I lucked out and arrived at SF International in camo fatigues fresh out of the jungle at 0200 on May 17th, 1972 after two tours back to back. I was greeted warmly by the Hare Krishna swing shift. Who would have thought they man the tambourines 24/7? Many of my friends, like Butch Long, Bob Lockett and Chris Dellinges, were deprived and came in on Medivac flights foregoing any warm welcome from their fellow citizens. I certainly don’t feel slighted in the least for missing out on my Flying Spit Medal with two Oak Leaf Clusters. I also don’t hold a grudge towards these folks. Everyone is entitled to an opinion in America. From what I can gather, most have issued their politically correct, obligatory mea culpas and now circulate at Veterans Day parades and utter inane phrases like “Welcome Home, sir!” or “May I shake your hand? I’d like to honor you today personally.” Thank you for your service grates on my ears worse than fingernails on a chalkboard now. Somebody ought to point out that’s passé.

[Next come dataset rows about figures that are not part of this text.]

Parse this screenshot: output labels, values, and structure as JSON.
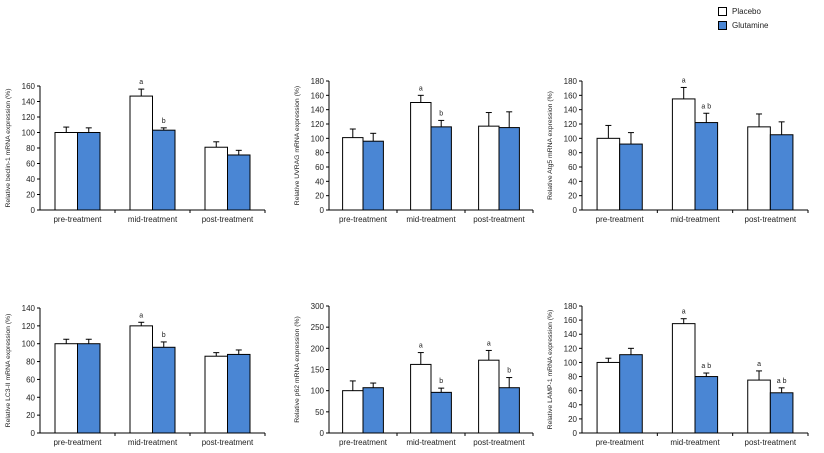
{
  "legend": {
    "placebo": {
      "label": "Placebo",
      "color": "#ffffff"
    },
    "glutamine": {
      "label": "Glutamine",
      "color": "#4a86d4"
    }
  },
  "chart_data": [
    {
      "type": "bar",
      "title": "",
      "categories": [
        "pre-treatment",
        "mid-treatment",
        "post-treatment"
      ],
      "ylabel": "Relative beclin-1 mRNA expression (%)",
      "xlabel": "",
      "ylim": [
        0,
        160
      ],
      "yticks": [
        0,
        20,
        40,
        60,
        80,
        100,
        120,
        140,
        160
      ],
      "series": [
        {
          "name": "Placebo",
          "values": [
            100,
            147,
            81
          ],
          "errors": [
            7,
            9,
            7
          ],
          "labels": [
            "",
            "a",
            ""
          ]
        },
        {
          "name": "Glutamine",
          "values": [
            100,
            103,
            71
          ],
          "errors": [
            6,
            3,
            6
          ],
          "labels": [
            "",
            "b",
            ""
          ]
        }
      ]
    },
    {
      "type": "bar",
      "title": "",
      "categories": [
        "pre-treatment",
        "mid-treatment",
        "post-treatment"
      ],
      "ylabel": "Relative UVRAG mRNA expression (%)",
      "xlabel": "",
      "ylim": [
        0,
        180
      ],
      "yticks": [
        0,
        20,
        40,
        60,
        80,
        100,
        120,
        140,
        160,
        180
      ],
      "series": [
        {
          "name": "Placebo",
          "values": [
            101,
            150,
            117
          ],
          "errors": [
            12,
            10,
            19
          ],
          "labels": [
            "",
            "a",
            ""
          ]
        },
        {
          "name": "Glutamine",
          "values": [
            96,
            116,
            115
          ],
          "errors": [
            11,
            9,
            22
          ],
          "labels": [
            "",
            "b",
            ""
          ]
        }
      ]
    },
    {
      "type": "bar",
      "title": "",
      "categories": [
        "pre-treatment",
        "mid-treatment",
        "post-treatment"
      ],
      "ylabel": "Relative Atg5 mRNA expression (%)",
      "xlabel": "",
      "ylim": [
        0,
        180
      ],
      "yticks": [
        0,
        20,
        40,
        60,
        80,
        100,
        120,
        140,
        160,
        180
      ],
      "series": [
        {
          "name": "Placebo",
          "values": [
            100,
            155,
            116
          ],
          "errors": [
            18,
            16,
            18
          ],
          "labels": [
            "",
            "a",
            ""
          ]
        },
        {
          "name": "Glutamine",
          "values": [
            92,
            122,
            105
          ],
          "errors": [
            16,
            13,
            18
          ],
          "labels": [
            "",
            "a b",
            ""
          ]
        }
      ]
    },
    {
      "type": "bar",
      "title": "",
      "categories": [
        "pre-treatment",
        "mid-treatment",
        "post-treatment"
      ],
      "ylabel": "Relative LC3-II mRNA expression (%)",
      "xlabel": "",
      "ylim": [
        0,
        140
      ],
      "yticks": [
        0,
        20,
        40,
        60,
        80,
        100,
        120,
        140
      ],
      "series": [
        {
          "name": "Placebo",
          "values": [
            100,
            120,
            86
          ],
          "errors": [
            5,
            4,
            4
          ],
          "labels": [
            "",
            "a",
            ""
          ]
        },
        {
          "name": "Glutamine",
          "values": [
            100,
            96,
            88
          ],
          "errors": [
            5,
            6,
            5
          ],
          "labels": [
            "",
            "b",
            ""
          ]
        }
      ]
    },
    {
      "type": "bar",
      "title": "",
      "categories": [
        "pre-treatment",
        "mid-treatment",
        "post-treatment"
      ],
      "ylabel": "Relative p62 mRNA expression (%)",
      "xlabel": "",
      "ylim": [
        0,
        300
      ],
      "yticks": [
        0,
        50,
        100,
        150,
        200,
        250,
        300
      ],
      "series": [
        {
          "name": "Placebo",
          "values": [
            100,
            162,
            172
          ],
          "errors": [
            23,
            28,
            23
          ],
          "labels": [
            "",
            "a",
            "a"
          ]
        },
        {
          "name": "Glutamine",
          "values": [
            107,
            96,
            107
          ],
          "errors": [
            11,
            10,
            24
          ],
          "labels": [
            "",
            "b",
            "b"
          ]
        }
      ]
    },
    {
      "type": "bar",
      "title": "",
      "categories": [
        "pre-treatment",
        "mid-treatment",
        "post-treatment"
      ],
      "ylabel": "Relative LAMP-1 mRNA expression (%)",
      "xlabel": "",
      "ylim": [
        0,
        180
      ],
      "yticks": [
        0,
        20,
        40,
        60,
        80,
        100,
        120,
        140,
        160,
        180
      ],
      "series": [
        {
          "name": "Placebo",
          "values": [
            100,
            155,
            75
          ],
          "errors": [
            6,
            7,
            13
          ],
          "labels": [
            "",
            "a",
            "a"
          ]
        },
        {
          "name": "Glutamine",
          "values": [
            111,
            80,
            57
          ],
          "errors": [
            9,
            5,
            7
          ],
          "labels": [
            "",
            "a b",
            "a b"
          ]
        }
      ]
    }
  ]
}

To my way of thinking, real Veterans don’t need to seek accolades. We don’t need to wear hats proclaiming our affiliation or bravery. We don’t need free dinners at Applebee’s. We’re smug in that inner satisfaction that we kicked ass and took names when other wimps chose to be all they could be in Canada. We bask in the warmth of a fellow Veteran’s handshake and genuine feelings of camaraderie. We don’t need “stand downs” and handouts. We don’t need quotas or special dispensations for our service. From what I can gather, real combat Vets are not “parade” kinds of guys. We mostly shun being dragged on stages for political purposes by eager politicians wanting to be perceived as “Veterancentric”. Fortunately, I have a great Congressman (Derek Kilmer) who is pro-Vet 24/7/365 rather than motivated on a specific day. His crew is always ready to step in if a problem arises in our district. He is an anomaly in this regard and revels in it. Look at all the congressmen who seek out your votes only to evaporate into thin air a week after an election to become rarer than hen’s teeth. I’m blessed in my little pied-a-terre here at the ass end of Washington (state).

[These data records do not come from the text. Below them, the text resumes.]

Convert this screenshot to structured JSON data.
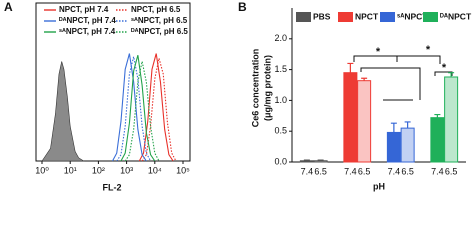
{
  "chart_data": [
    {
      "type": "line",
      "label": "A",
      "xlabel": "FL-2",
      "xscale": "log",
      "xlim": [
        1,
        100000
      ],
      "xticks": [
        {
          "value": 1,
          "label": "10⁰"
        },
        {
          "value": 10,
          "label": "10¹"
        },
        {
          "value": 100,
          "label": "10²"
        },
        {
          "value": 1000,
          "label": "10³"
        },
        {
          "value": 10000,
          "label": "10⁴"
        },
        {
          "value": 100000,
          "label": "10⁵"
        }
      ],
      "ylim": [
        0,
        100
      ],
      "series": [
        {
          "color": "#8a8a8a",
          "fill": true,
          "style": "solid",
          "x": [
            1,
            2,
            3,
            4,
            5,
            6,
            8,
            10,
            15,
            20,
            30
          ],
          "values": [
            0,
            8,
            30,
            55,
            63,
            58,
            40,
            22,
            6,
            2,
            0
          ]
        },
        {
          "name": "NPCT, pH 7.4",
          "color": "#e8312a",
          "style": "solid",
          "x": [
            2818,
            3981,
            5623,
            7943,
            11220,
            15849,
            22387,
            31623,
            44668
          ],
          "values": [
            0,
            5,
            25,
            58,
            68,
            50,
            20,
            4,
            0
          ]
        },
        {
          "name": "NPCT, pH 6.5",
          "color": "#e8312a",
          "style": "dotted",
          "x": [
            3548,
            5012,
            7079,
            10000,
            14125,
            19953,
            28184,
            39811,
            56234
          ],
          "values": [
            0,
            4,
            22,
            52,
            65,
            55,
            24,
            5,
            0
          ]
        },
        {
          "name": "ᴰᴬNPCT, pH 7.4",
          "color": "#3b6fd8",
          "style": "solid",
          "x": [
            316,
            447,
            631,
            891,
            1259,
            1778,
            2512,
            3548,
            5012
          ],
          "values": [
            0,
            5,
            25,
            58,
            68,
            50,
            20,
            4,
            0
          ]
        },
        {
          "name": "ˢᴬNPCT, pH 6.5",
          "color": "#3b6fd8",
          "style": "dotted",
          "x": [
            447,
            631,
            891,
            1259,
            1778,
            2512,
            3548,
            5012,
            7079
          ],
          "values": [
            0,
            4,
            22,
            55,
            66,
            52,
            22,
            5,
            0
          ]
        },
        {
          "name": "ˢᴬNPCT, pH 7.4",
          "color": "#22a34a",
          "style": "solid",
          "x": [
            631,
            891,
            1259,
            1778,
            2512,
            3548,
            5012,
            7079,
            10000
          ],
          "values": [
            0,
            5,
            24,
            57,
            67,
            48,
            18,
            4,
            0
          ]
        },
        {
          "name": "ᴰᴬNPCT, pH 6.5",
          "color": "#22a34a",
          "style": "dotted",
          "x": [
            891,
            1259,
            1778,
            2512,
            3548,
            5012,
            7079,
            10000,
            14125
          ],
          "values": [
            0,
            4,
            20,
            50,
            63,
            50,
            22,
            5,
            0
          ]
        }
      ]
    },
    {
      "type": "bar",
      "label": "B",
      "xlabel": "pH",
      "ylabel": [
        "Ce6 concentration",
        "(μg/mg protein)"
      ],
      "categories": [
        "7.4",
        "6.5",
        "7.4",
        "6.5",
        "7.4",
        "6.5",
        "7.4",
        "6.5"
      ],
      "ylim": [
        0,
        2.5
      ],
      "yticks": [
        {
          "value": 0,
          "label": "0.0"
        },
        {
          "value": 0.5,
          "label": "0.5"
        },
        {
          "value": 1,
          "label": "1.0"
        },
        {
          "value": 1.5,
          "label": "1.5"
        },
        {
          "value": 2,
          "label": "2.0"
        }
      ],
      "series": [
        {
          "name": "PBS",
          "color": "#555555",
          "values": [
            0.02,
            0.02,
            null,
            null,
            null,
            null,
            null,
            null
          ],
          "errors": [
            0.01,
            0.01,
            null,
            null,
            null,
            null,
            null,
            null
          ]
        },
        {
          "name": "NPCT",
          "color": "#ee3b34",
          "values": [
            null,
            null,
            1.45,
            1.32,
            null,
            null,
            null,
            null
          ],
          "errors": [
            null,
            null,
            0.15,
            0.04,
            null,
            null,
            null,
            null
          ]
        },
        {
          "name": "ˢᴬNPCT",
          "color": "#3566d6",
          "values": [
            null,
            null,
            null,
            null,
            0.48,
            0.55,
            null,
            null
          ],
          "errors": [
            null,
            null,
            null,
            null,
            0.15,
            0.1,
            null,
            null
          ]
        },
        {
          "name": "ᴰᴬNPCT",
          "color": "#1fb05a",
          "values": [
            null,
            null,
            null,
            null,
            null,
            null,
            0.72,
            1.38
          ],
          "errors": [
            null,
            null,
            null,
            null,
            null,
            null,
            0.05,
            0.07
          ]
        }
      ],
      "annotations": [
        "*",
        "*",
        "*"
      ]
    }
  ]
}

Veterans are the 3%er crowd. We know how rare we are. We don’t need to put on our old uniforms and hang out in airports hoping for praise. We understand the concept of Keeping America Free. We are not inherently racist as we all served in a post-segregation military. We are not weirdo White Supremacist wannabes. We got our yah yahs out in a real military setting-not in psuedo-military organizations that profess hatred.
In a word, we are the perfect, quintessential American. The Citizen Soldier who returns to his plowshare after bearing arms for his Country is one who basks in his mental self-sufficiency and needs no attaboys for his former one-time profession.
Ronald Reagan, a Veteran himself, summed it up best in my mind.
Some people live an entire lifetime and wonder
if they have made a difference in the world.
A Veteran doesn’t have that problem.
Happy Veterans Day to you my Brothers. Live long and prosper.
And that’s all I’m going to say about that.